Hi All,
I am facing some challenges while trying to migrate few large tables (~ 50 GB volume) from MS Access Database to Snowflake . I have tried different ways by changing the Design without any success. All the Access DB files are sitting in one of the File Server . We need to process these files individually in order to maintain proper file validation like the file count , load status , file name , etc... . So we are using the Batch Macro to load the files iteratively. Below are some of the different design approach we took thinking it will improve the performance .
Design 1 : Using Input / Output tools
When Alteryx try to read those files from network location there is performance bottleneck on the Source side . I tried to increase the Cache size but there is no improvement in the read performance . Also writing to snowflake was slow using the Snowflake ODBC .
Design 2 : Using Input & IN DB Tools
Changed the Target design by replacing the Output Tool with Write In DB tool to achieve better performance . So connected the Input Macro with In DB tools . We are reading the files iteratively and using Data Stream In creating a temporary table to load data into actual Snowflake table using Write In DB tool. Once the data is loaded I am using Data Stream Out tool to extract only the filename which was one of the metadata column to update the File Validation table using POST SQL in Output tool.
Any suggestions on how to optimize the existing Design and improve the extract and load performance with be highly appreciated. Looking forward for your responses .
Thanks
SA
Hey @ansars ,
1. Reading from file server: Activating the AMP engine is the only option.
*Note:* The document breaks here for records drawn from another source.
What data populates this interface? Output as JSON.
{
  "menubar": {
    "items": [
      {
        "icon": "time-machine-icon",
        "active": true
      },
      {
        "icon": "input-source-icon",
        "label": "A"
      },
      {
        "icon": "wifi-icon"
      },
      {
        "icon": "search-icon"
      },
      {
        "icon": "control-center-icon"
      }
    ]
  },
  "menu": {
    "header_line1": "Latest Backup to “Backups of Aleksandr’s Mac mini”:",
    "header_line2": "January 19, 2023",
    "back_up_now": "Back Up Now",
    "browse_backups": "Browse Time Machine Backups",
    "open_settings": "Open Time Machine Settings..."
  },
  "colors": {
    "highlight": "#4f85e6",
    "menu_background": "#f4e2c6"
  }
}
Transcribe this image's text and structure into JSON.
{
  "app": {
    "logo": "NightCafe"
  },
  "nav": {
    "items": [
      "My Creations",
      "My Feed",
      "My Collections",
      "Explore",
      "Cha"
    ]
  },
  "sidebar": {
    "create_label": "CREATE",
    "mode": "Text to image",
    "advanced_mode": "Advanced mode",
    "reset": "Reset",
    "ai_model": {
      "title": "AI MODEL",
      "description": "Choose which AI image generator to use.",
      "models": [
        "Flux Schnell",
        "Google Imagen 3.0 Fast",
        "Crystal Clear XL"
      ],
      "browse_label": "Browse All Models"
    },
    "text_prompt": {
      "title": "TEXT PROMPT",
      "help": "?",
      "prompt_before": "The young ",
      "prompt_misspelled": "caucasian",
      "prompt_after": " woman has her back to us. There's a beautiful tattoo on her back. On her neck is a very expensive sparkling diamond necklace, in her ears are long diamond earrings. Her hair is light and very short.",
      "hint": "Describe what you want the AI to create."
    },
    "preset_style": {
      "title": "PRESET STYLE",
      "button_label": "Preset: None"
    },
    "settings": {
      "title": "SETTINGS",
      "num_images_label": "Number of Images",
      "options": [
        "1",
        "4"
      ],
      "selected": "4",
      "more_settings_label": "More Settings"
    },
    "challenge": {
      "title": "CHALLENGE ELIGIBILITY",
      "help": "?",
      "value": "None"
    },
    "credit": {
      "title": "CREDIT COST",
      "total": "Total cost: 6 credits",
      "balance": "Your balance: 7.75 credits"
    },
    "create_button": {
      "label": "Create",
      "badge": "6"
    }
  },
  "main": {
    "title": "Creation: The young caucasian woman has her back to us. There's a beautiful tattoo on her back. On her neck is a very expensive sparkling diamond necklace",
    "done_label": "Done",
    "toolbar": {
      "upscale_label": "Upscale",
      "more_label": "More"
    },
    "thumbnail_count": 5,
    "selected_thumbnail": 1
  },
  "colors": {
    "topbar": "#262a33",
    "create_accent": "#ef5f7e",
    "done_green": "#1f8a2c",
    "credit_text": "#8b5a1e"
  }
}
Other than that, the slowness you are experiencing is related to your network/VPN and not alteryx. I would suggest scheduling this part of the process to run at night and save everything to a local folder in the server itself in yxdb format.
2. Writing to Snowflake: I suggest using the Snowflake bulk loader option.
Best,
Fernando Vizcaino
Hi Fernando,
Thanks for your quick response. Snowflake bulk loading solved the performance issue .
Question about the Snowflake Bulk loader. Can it work on the Server? and does anyone have some example of the ODBC connection string?
Trying to get the SF bulk loader to work on server and running into issues - is there a workaround?